One of the core concpets of the YAGM program is the model of accompaniment.  This model covers a lot of different things but the simple definition, as provided by the ELCA Global Mission unit’s handy dandy website, is “walking together in solidarity that practices interdependence and mutuality.”  I think this is a very pretty sentence. 

Before YAGM I was not familiar with the accompaniment model but after several orientations before I had learned a lot more about what it encompassed. After four high paced years of college, I loved the idea of making relationships and people more important than things like deadlines and projects and could not wait to get to Uruguay to see what accompaniment was all about.  However, even though I was excited, I still had doubts about my ability to accompany others. Would my lack of Spanish hinder me from making meaningful connections with others? Would my tendency to be introverted in new situations keep me distanced from others?  Would the fact I was living in another culture make it difficult to get closer to people?  These were just several of the many doubts I had before coming to Uruguay.  

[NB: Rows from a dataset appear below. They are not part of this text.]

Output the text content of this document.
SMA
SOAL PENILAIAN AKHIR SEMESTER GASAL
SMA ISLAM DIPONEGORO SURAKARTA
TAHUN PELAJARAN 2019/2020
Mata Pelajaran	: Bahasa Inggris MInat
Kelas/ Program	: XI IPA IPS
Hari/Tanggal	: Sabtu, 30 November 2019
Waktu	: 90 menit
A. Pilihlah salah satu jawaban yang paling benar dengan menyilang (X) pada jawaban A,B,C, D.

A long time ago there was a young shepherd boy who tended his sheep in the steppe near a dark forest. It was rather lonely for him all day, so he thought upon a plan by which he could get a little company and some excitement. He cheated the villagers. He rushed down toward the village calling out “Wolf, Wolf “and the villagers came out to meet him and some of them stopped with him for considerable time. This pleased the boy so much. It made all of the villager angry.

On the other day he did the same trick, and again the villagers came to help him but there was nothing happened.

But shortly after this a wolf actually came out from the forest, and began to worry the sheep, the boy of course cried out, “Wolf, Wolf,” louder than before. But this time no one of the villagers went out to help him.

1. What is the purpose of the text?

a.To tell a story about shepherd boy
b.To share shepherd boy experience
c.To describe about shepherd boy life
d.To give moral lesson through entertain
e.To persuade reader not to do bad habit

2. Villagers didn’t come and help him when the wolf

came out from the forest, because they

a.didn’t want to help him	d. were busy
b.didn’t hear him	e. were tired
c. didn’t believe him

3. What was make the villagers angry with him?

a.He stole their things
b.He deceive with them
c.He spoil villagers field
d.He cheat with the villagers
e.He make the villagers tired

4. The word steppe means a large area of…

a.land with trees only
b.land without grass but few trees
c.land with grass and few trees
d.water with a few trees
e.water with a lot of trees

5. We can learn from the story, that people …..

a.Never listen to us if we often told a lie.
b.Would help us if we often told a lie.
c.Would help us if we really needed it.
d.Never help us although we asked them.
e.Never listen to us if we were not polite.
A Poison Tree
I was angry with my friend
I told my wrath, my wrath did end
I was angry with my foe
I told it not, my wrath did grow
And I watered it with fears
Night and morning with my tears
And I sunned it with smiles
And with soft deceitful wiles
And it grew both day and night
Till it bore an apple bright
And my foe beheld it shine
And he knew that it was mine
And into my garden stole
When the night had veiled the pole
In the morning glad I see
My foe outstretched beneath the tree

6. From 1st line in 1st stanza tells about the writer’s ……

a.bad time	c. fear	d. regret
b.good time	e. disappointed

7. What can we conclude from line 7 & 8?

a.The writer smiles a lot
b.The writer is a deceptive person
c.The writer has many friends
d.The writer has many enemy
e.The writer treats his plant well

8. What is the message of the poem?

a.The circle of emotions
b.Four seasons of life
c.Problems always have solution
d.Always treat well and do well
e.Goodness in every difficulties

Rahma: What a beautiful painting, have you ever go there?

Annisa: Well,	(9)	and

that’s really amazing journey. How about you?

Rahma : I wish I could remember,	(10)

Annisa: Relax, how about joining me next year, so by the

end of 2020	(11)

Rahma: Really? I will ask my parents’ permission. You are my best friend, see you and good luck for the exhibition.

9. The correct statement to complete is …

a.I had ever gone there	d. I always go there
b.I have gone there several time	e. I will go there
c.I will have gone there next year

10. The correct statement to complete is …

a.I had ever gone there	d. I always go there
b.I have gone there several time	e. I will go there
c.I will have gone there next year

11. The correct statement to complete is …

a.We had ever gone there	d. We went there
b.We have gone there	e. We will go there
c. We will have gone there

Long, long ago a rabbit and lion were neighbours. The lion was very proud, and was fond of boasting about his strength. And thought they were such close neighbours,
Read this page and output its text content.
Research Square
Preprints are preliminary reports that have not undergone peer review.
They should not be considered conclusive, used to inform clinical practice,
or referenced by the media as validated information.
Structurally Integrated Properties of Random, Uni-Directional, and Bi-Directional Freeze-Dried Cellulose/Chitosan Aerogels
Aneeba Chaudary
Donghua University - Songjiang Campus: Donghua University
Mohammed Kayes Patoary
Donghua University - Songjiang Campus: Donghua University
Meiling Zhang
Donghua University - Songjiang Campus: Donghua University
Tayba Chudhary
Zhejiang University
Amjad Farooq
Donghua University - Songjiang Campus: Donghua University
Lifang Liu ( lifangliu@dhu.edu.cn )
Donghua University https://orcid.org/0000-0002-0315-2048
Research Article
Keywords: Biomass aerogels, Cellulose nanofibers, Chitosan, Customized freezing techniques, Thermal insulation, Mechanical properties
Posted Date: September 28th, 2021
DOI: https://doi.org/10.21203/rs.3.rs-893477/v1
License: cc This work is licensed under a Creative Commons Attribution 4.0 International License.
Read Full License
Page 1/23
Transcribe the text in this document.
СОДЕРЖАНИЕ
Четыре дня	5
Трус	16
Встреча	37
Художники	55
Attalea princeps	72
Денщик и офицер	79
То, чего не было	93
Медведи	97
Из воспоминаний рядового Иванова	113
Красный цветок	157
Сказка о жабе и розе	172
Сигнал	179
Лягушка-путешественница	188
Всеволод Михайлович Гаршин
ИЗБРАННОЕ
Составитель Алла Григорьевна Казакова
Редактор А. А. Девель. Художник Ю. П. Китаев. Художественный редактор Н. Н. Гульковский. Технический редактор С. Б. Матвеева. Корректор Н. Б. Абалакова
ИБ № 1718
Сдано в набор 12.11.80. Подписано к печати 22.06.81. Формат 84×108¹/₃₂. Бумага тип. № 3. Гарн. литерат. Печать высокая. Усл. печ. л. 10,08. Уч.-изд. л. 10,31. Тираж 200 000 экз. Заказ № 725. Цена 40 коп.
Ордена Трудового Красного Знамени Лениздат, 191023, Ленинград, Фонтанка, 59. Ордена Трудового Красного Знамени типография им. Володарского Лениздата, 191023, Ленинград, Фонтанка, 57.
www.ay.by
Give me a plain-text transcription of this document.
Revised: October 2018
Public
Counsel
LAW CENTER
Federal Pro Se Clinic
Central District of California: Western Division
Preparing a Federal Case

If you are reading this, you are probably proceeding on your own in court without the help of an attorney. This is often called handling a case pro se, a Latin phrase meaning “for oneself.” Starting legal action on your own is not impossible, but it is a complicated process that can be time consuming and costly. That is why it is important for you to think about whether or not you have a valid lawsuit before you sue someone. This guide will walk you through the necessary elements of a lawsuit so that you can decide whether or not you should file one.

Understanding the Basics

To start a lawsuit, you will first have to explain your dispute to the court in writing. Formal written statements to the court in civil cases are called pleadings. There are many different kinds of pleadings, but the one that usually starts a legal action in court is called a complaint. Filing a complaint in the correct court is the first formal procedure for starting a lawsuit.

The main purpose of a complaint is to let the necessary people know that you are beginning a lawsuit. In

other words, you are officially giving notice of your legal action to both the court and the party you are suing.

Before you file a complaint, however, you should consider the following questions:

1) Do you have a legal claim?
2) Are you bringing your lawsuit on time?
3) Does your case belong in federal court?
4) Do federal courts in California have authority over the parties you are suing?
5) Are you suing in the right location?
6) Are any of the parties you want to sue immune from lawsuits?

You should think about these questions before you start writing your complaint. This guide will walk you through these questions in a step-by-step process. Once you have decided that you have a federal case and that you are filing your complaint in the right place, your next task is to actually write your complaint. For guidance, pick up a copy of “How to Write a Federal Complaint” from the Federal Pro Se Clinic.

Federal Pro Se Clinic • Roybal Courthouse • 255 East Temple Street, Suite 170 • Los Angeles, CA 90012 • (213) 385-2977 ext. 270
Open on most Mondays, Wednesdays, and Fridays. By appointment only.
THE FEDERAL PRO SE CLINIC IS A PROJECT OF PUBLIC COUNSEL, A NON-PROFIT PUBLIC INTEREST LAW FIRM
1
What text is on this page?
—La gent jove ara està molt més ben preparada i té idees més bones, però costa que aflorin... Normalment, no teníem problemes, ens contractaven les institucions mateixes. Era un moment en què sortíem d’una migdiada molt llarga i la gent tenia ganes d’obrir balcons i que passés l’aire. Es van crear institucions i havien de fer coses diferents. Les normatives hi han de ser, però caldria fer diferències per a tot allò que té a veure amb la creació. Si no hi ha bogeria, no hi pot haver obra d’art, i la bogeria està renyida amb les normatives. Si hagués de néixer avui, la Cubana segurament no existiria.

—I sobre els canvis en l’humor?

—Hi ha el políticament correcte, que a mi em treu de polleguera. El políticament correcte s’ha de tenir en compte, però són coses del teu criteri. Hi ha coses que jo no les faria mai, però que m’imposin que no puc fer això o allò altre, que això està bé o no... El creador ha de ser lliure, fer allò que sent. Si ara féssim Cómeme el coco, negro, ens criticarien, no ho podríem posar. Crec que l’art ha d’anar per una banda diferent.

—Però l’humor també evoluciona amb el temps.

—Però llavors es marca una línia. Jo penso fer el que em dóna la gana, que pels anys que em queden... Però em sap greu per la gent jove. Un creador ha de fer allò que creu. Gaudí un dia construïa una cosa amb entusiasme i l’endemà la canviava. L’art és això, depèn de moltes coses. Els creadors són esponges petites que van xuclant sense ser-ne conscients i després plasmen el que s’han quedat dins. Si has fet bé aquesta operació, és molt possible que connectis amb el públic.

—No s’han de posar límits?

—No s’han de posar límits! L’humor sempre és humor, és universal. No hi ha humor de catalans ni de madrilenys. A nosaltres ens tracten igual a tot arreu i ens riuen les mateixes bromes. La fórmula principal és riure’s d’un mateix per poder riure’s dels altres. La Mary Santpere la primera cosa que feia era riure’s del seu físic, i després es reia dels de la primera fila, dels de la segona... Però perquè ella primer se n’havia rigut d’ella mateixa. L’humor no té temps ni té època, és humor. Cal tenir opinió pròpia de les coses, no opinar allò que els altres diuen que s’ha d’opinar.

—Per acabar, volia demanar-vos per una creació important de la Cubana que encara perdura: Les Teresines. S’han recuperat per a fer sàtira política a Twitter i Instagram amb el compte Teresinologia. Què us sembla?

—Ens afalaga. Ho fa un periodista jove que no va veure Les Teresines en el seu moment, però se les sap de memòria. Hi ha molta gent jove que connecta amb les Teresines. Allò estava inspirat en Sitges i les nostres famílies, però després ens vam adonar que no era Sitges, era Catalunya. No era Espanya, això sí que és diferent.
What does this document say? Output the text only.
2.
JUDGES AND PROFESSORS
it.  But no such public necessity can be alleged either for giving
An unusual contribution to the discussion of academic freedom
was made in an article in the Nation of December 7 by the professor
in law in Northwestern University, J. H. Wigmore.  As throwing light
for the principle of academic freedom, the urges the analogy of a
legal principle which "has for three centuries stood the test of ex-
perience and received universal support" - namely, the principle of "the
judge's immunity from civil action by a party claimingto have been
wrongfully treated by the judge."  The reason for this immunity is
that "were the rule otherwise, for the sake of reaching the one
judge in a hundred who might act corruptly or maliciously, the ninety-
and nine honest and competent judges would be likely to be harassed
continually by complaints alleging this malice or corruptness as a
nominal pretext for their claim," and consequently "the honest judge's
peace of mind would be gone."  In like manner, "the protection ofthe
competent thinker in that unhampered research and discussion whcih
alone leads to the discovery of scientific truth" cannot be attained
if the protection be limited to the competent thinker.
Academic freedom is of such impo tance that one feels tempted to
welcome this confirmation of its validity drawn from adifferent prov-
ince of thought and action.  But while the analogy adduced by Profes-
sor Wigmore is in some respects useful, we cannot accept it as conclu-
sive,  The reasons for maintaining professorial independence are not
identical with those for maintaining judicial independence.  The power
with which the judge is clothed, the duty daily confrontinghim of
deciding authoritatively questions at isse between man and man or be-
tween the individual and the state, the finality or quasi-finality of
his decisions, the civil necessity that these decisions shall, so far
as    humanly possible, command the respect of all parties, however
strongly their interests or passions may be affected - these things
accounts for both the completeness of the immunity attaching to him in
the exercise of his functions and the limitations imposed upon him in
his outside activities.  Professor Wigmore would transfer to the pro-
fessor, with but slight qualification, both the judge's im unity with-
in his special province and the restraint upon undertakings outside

Fortunately, I found many opportunities for accompaniment at La Obra Ecumenica.  Whether it be eating lunch with the teenagers, jumping rope with some of the kids from Club de Niños or sharing a mate with one of the educators, there is always a chance to simply be together.  I saw that my doubts about were just, simply not that big of a deal.  I learned it was more important to know how to give someone a high-five after scoring a goal instead of knowing how to say it in Spanish. After hearing so much about the accompaniment model, it was great to finally see it in real life.

Except I was not seeing the whole picture.

At one point in the past few months I found myself go through a very ugly situation, now resolved, in which my own sense of privacy, trust and personal safety had all been negatively affected. This period of time was really hard for me.  However, during this rough period, I woke up everyday excited to go to La Obra because I knew there would be smiles, hugs and a tasty lunch shared with others. La Obra, which seeks to be a safe and welcoming place for the youth of the community, became my escape from my own uncomfortable environment elsewhere.

During this year, including this rough period, I have been happy, sad, mad, frustrated, amazed, confused and just about every emotion you can think of but but what has been constant has been the way the communities of La Obra and Nuestro Salvador have accompanied me.  

I think I am finally starting to get this whole accompaniment thing.